Drużyna prowadzona przez trenera Jacka Pasińskiego składa się głównie z zawodniczek, które sporo grają w polskiej Lidze. Na takich turniejach, jak uniwersjada może być to spory atut, bo przecież większość ich rywalek nie ma możliwości częstych występów w silnej lidze.
– To prawda, zgadzam się, że jesteśmy zespołem młodym, ale jednocześnie, że tak powiem, sporo grającym. Wiele z nas ma okazję do częstych występów w lidze – powiedziała Rasińska.

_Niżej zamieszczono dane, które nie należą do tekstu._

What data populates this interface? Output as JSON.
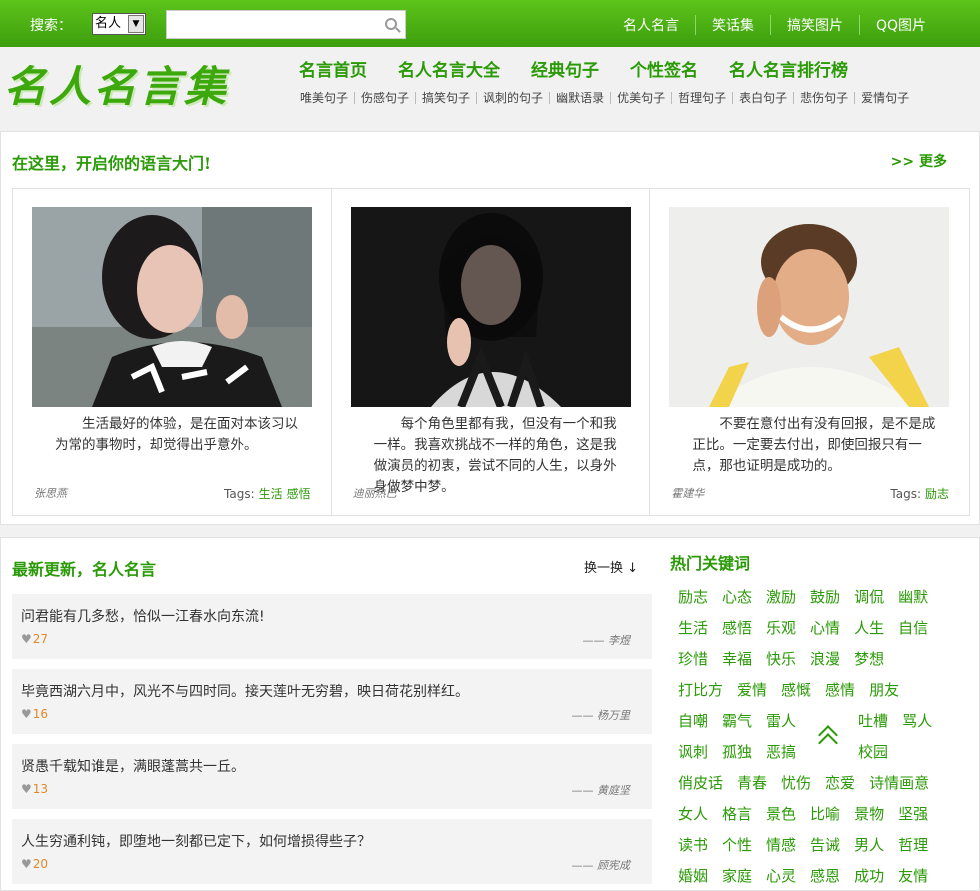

– Mam nadzieję, że to doświadczenie nam pomoże – dodała Piasecka.
Mecze ćwierćfinałowe turnieju siatkarek zaplanowane są na czwartek.
Polska – Tajwan 3:1 (25:20, 16:25, 25:21, 25:20)
Polska: Alicja Grabka, Julita Piasecka, Małgorzata Lisiak, Aleksandra Rasińska, Weronika Szlagowska, Marta Orzyłowska, Justyna Łysiak (libero) oraz Kinga Drabek (libero), Karolina Drużkowska, Marta Łyczakowska, Małgorzata Lisiak, Kornelia Moskwa. Trener: Jacek Pasiński.